Electrical Storm

Cloud Strikes

Recent summers here in Sydney have often been cloudy and wet – and this summer is following the same blue-print. So there has not been much opportunity for astronomy – but when the storm arrived last night my instinct was to make the most of it.

This one seemed a bit strange because (i) it began not long after sunset and the light was a bit weird; (ii) it was mostly cloud to cloud strikes, a fair distance away, so there were many strikes but no thunderclaps; (iii) the lightning bolts which I imaged curiously seem to lack the usual jagged effect; and (iv) the sky was only partly cloudy and one of my later shots (first image below) even showed a cloud to cloud strike right next to a jet black night sky.

Thanks for looking and please click on any image below to view them in a full-size slideshow:

Images dated: 2022-01-15
Canon 60D with 50mm fixed lens.
© Roger Powell


  1. I always enjoy seeing these lightning images. The storms are such impressive phenomena.
    Instead of lightning, we got half a foot of snow this week. Today we plan to snowshoe before it gets wet and sticky. The temps are to get above freezing in the afternoon. By Thursday morning it is to be about -10˚ F.

    Liked by 2 people

    1. I’ve not been snowed on since I left England a long time ago. I don’t miss it, although sometimes I yearn for the photographic opportunities it can provide.

      -10˚ F seems quite cool to me, I don’t fancy that. Do you live on high ground?

      Liked by 1 person

      1. Almost everything in this part of Iowa is between 600 and 800 ft above sea level. If you live near a river, flooding is an issue sometimes. Not for us. We are somewhere in the 700 ft level. We live in a cul de sac with a wooded area behind the house. We were back there today with our snowshoes. Hard work.
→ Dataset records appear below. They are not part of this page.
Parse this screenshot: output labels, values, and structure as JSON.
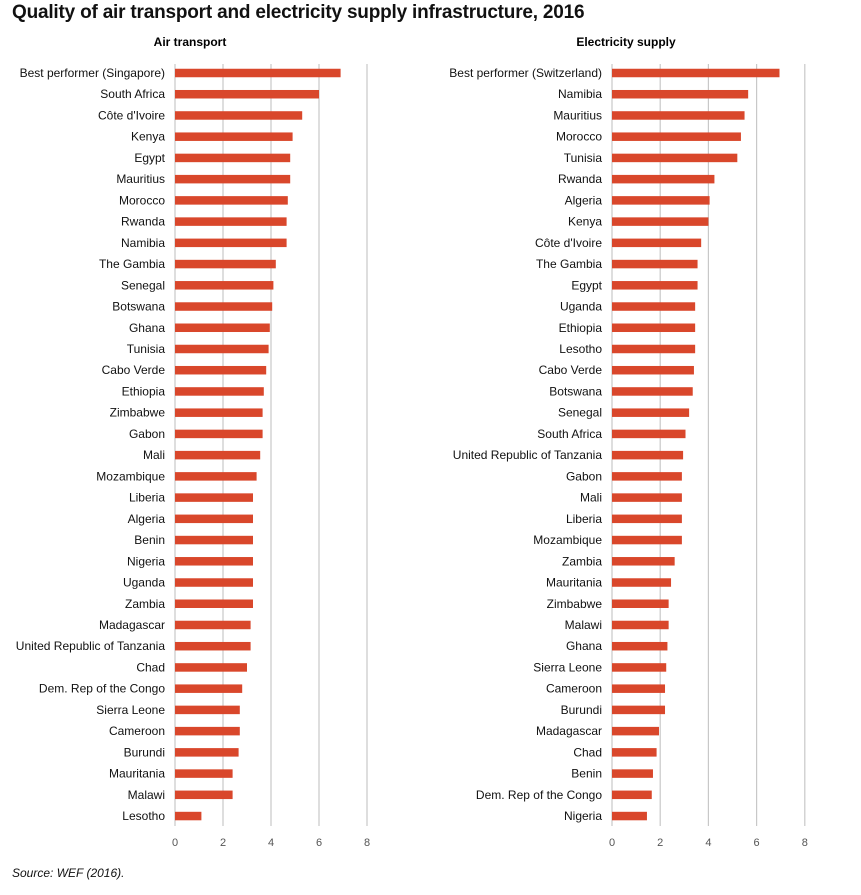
{
  "title": "Quality of air transport and electricity supply infrastructure, 2016",
  "source": "Source: WEF (2016).",
  "colors": {
    "bar": "#d9472b",
    "grid": "#c8c8c8"
  },
  "chart_data": [
    {
      "type": "bar",
      "orientation": "horizontal",
      "title": "Air transport",
      "xlabel": "",
      "ylabel": "",
      "xlim": [
        0,
        8
      ],
      "ticks": [
        0,
        2,
        4,
        6,
        8
      ],
      "grid": true,
      "categories": [
        "Best performer (Singapore)",
        "South Africa",
        "Côte d'Ivoire",
        "Kenya",
        "Egypt",
        "Mauritius",
        "Morocco",
        "Rwanda",
        "Namibia",
        "The Gambia",
        "Senegal",
        "Botswana",
        "Ghana",
        "Tunisia",
        "Cabo Verde",
        "Ethiopia",
        "Zimbabwe",
        "Gabon",
        "Mali",
        "Mozambique",
        "Liberia",
        "Algeria",
        "Benin",
        "Nigeria",
        "Uganda",
        "Zambia",
        "Madagascar",
        "United Republic of Tanzania",
        "Chad",
        "Dem. Rep of the Congo",
        "Sierra Leone",
        "Cameroon",
        "Burundi",
        "Mauritania",
        "Malawi",
        "Lesotho"
      ],
      "values": [
        6.9,
        6.0,
        5.3,
        4.9,
        4.8,
        4.8,
        4.7,
        4.65,
        4.65,
        4.2,
        4.1,
        4.05,
        3.95,
        3.9,
        3.8,
        3.7,
        3.65,
        3.65,
        3.55,
        3.4,
        3.25,
        3.25,
        3.25,
        3.25,
        3.25,
        3.25,
        3.15,
        3.15,
        3.0,
        2.8,
        2.7,
        2.7,
        2.65,
        2.4,
        2.4,
        1.1
      ]
    },
    {
      "type": "bar",
      "orientation": "horizontal",
      "title": "Electricity supply",
      "xlabel": "",
      "ylabel": "",
      "xlim": [
        0,
        8
      ],
      "ticks": [
        0,
        2,
        4,
        6,
        8
      ],
      "grid": true,
      "categories": [
        "Best performer (Switzerland)",
        "Namibia",
        "Mauritius",
        "Morocco",
        "Tunisia",
        "Rwanda",
        "Algeria",
        "Kenya",
        "Côte d'Ivoire",
        "The Gambia",
        "Egypt",
        "Uganda",
        "Ethiopia",
        "Lesotho",
        "Cabo Verde",
        "Botswana",
        "Senegal",
        "South Africa",
        "United Republic of Tanzania",
        "Gabon",
        "Mali",
        "Liberia",
        "Mozambique",
        "Zambia",
        "Mauritania",
        "Zimbabwe",
        "Malawi",
        "Ghana",
        "Sierra Leone",
        "Cameroon",
        "Burundi",
        "Madagascar",
        "Chad",
        "Benin",
        "Dem. Rep of the Congo",
        "Nigeria"
      ],
      "values": [
        6.95,
        5.65,
        5.5,
        5.35,
        5.2,
        4.25,
        4.05,
        4.0,
        3.7,
        3.55,
        3.55,
        3.45,
        3.45,
        3.45,
        3.4,
        3.35,
        3.2,
        3.05,
        2.95,
        2.9,
        2.9,
        2.9,
        2.9,
        2.6,
        2.45,
        2.35,
        2.35,
        2.3,
        2.25,
        2.2,
        2.2,
        1.95,
        1.85,
        1.7,
        1.65,
        1.45
      ]
    }
  ]
}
Good exercise.

        Liked by 2 people

  2. Cloud-to-cloud strikes are my favorite. They also sound different, probably because they’re way up there.

    No explanations for the lack of jagged effect, but, truthfully, they look normal to me.

    Is the jet-black sky not an indication that there are, in fact, clouds? It could be the lightning only illuminated the vicinity and didn’t penetrate to the other clouds.

    Just brainstorming, not claiming concrete explanations.

    It could also be the nature of thunderstorms; I notice more intense lightning at the forefront of storms.

    Liked by 2 people

    1. Definitely clear sky. I could see the Pleiades to the left of it and the Orion constellation to the right, as clear as I’ve ever seen them from home.

      The cloud was a slow-moving cumulonimbus, like this: https://en.wikipedia.org/wiki/Cloud#/media/File:Typical_Lifecycle_of_a_Single_Cell_Thunderstorm.png

      In fact I realise now that both of my two red coloured images show clear sky around that massive cloud shape.

      Every storm is different but this one was more different.